While recently winging my way across the South Pacific, I spotted an unusual job offer:
WANTED: Social worker, tax free salary of $60,000 with free accommodation and transportation, no experience necessary, must be flexible and self-sufficient.
With the unemployment rate stuck at 9.1%, and running as high as 45% for recent college grads, I was amazed that they were even advertising for such a job. Usually such plum positions get farmed out to a close relative of the hiring officials involved. Intrigued, I read on.
To apply you first had to fly to Auckland, then catch a flight to Tahiti. After that you must endure another long flight to the remote Gambler Island, then charter a boat for a 36 hour voyage. Once there, you had to row ashore to a hidden cove, as there was no dock, or even a beach.

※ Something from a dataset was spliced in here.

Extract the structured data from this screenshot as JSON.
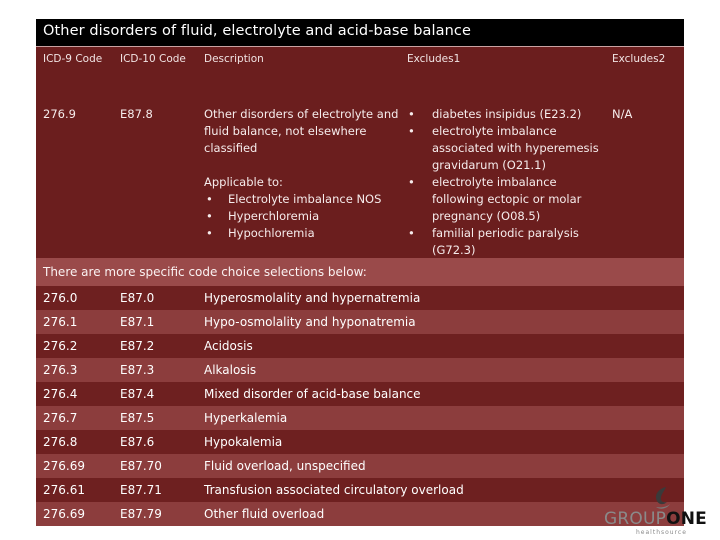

It turns out that the job of a lifetime is on remote Pitcairn Island, some 2,700 miles ENE of New Zealand, home to the modern decedents of the mutineers of the HMS Bounty. History buffs will recall that in 1790 Fletcher Christian led a rebellion against the tyrannical Captain William Bligh, casting him adrift in a lifeboat.

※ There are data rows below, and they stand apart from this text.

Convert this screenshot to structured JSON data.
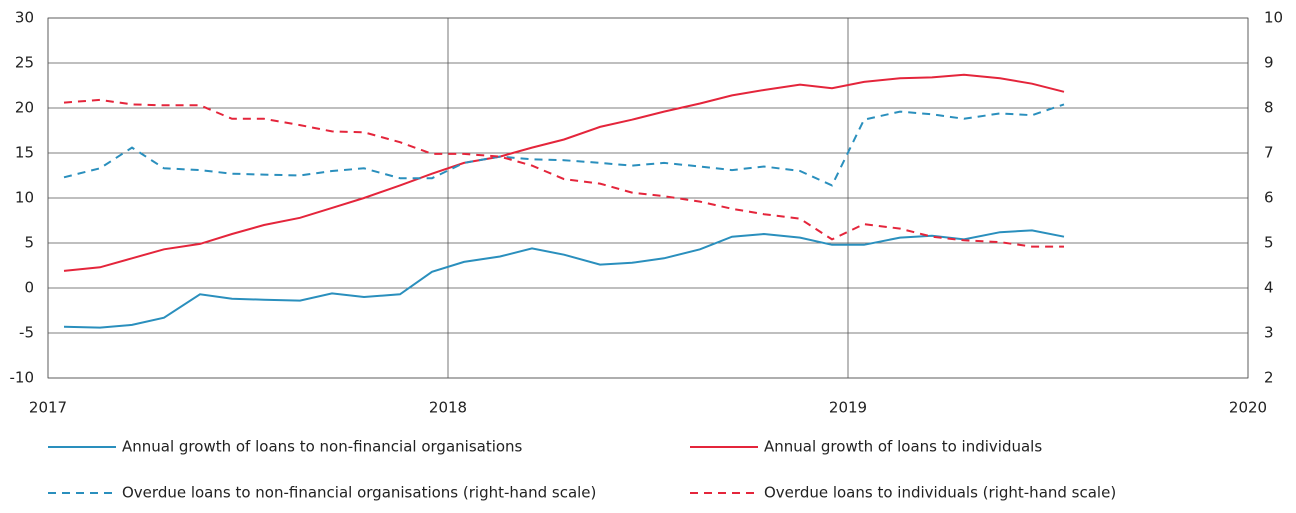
{
  "chart_data": {
    "type": "line",
    "x": [
      2017.04,
      2017.13,
      2017.21,
      2017.29,
      2017.38,
      2017.46,
      2017.54,
      2017.63,
      2017.71,
      2017.79,
      2017.88,
      2017.96,
      2018.04,
      2018.13,
      2018.21,
      2018.29,
      2018.38,
      2018.46,
      2018.54,
      2018.63,
      2018.71,
      2018.79,
      2018.88,
      2018.96,
      2019.04,
      2019.13,
      2019.21,
      2019.29,
      2019.38,
      2019.46,
      2019.54
    ],
    "xlim": [
      2017,
      2020
    ],
    "xticks": [
      2017,
      2018,
      2019,
      2020
    ],
    "ylim": [
      -10,
      30
    ],
    "yticks": [
      -10,
      -5,
      0,
      5,
      10,
      15,
      20,
      25,
      30
    ],
    "y2lim": [
      2,
      10
    ],
    "y2ticks": [
      2,
      3,
      4,
      5,
      6,
      7,
      8,
      9,
      10
    ],
    "grid": true,
    "series": [
      {
        "name": "Annual growth of loans to non-financial organisations",
        "color": "#2a8fbd",
        "line_style": "solid",
        "values": [
          -4.3,
          -4.4,
          -4.1,
          -3.3,
          -0.7,
          -1.2,
          -1.3,
          -1.4,
          -0.6,
          -1.0,
          -0.7,
          1.8,
          2.9,
          3.5,
          4.4,
          3.7,
          2.6,
          2.8,
          3.3,
          4.3,
          5.7,
          6.0,
          5.6,
          4.8,
          4.8,
          5.6,
          5.8,
          5.4,
          6.2,
          6.4,
          5.7
        ]
      },
      {
        "name": "Annual growth of loans to individuals",
        "color": "#e4253b",
        "line_style": "solid",
        "values": [
          1.9,
          2.3,
          3.3,
          4.3,
          4.9,
          6.0,
          7.0,
          7.8,
          8.9,
          10.0,
          11.4,
          12.7,
          13.9,
          14.6,
          15.6,
          16.5,
          17.9,
          18.7,
          19.6,
          20.5,
          21.4,
          22.0,
          22.6,
          22.2,
          22.9,
          23.3,
          23.4,
          23.7,
          23.3,
          22.7,
          21.8
        ]
      },
      {
        "name": "Overdue loans to non-financial organisations (right-hand scale)",
        "color": "#2a8fbd",
        "line_style": "dashed",
        "axis": "y2",
        "values": [
          6.46,
          6.66,
          7.12,
          6.66,
          6.62,
          6.54,
          6.52,
          6.5,
          6.6,
          6.66,
          6.44,
          6.44,
          6.78,
          6.92,
          6.86,
          6.84,
          6.78,
          6.72,
          6.78,
          6.7,
          6.62,
          6.7,
          6.6,
          6.28,
          7.74,
          7.92,
          7.86,
          7.76,
          7.88,
          7.84,
          8.08
        ]
      },
      {
        "name": "Overdue loans to individuals (right-hand scale)",
        "color": "#e4253b",
        "line_style": "dashed",
        "axis": "y2",
        "values": [
          8.12,
          8.18,
          8.08,
          8.06,
          8.06,
          7.76,
          7.76,
          7.62,
          7.48,
          7.46,
          7.24,
          6.98,
          6.98,
          6.92,
          6.72,
          6.42,
          6.32,
          6.12,
          6.04,
          5.92,
          5.76,
          5.64,
          5.54,
          5.08,
          5.42,
          5.32,
          5.14,
          5.06,
          5.02,
          4.92,
          4.92
        ]
      }
    ]
  }
}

He then kidnapped several Tahitian women and disappeared of the face of the earth. When he stumbled across Pitcairn, which was absent from contemporary charts, he burned the ship to avoid detection. An off course British ship didn?t find the island until some 40 years later, only to find that Christian had been killed for his involvement in a love triangle decades earlier.
The job is not without its challenges. There is one doctor, and electric power is switched on only 10 hours a day. Supply ships visit only every three months. The local language is a blend of 18th century English and Tahitian called Pitkern, for which there is no dictionary. Previous workers have a history of going native. Oh, and 10% of the island?s 54 residents are registered sex offenders, due to its long history of incest.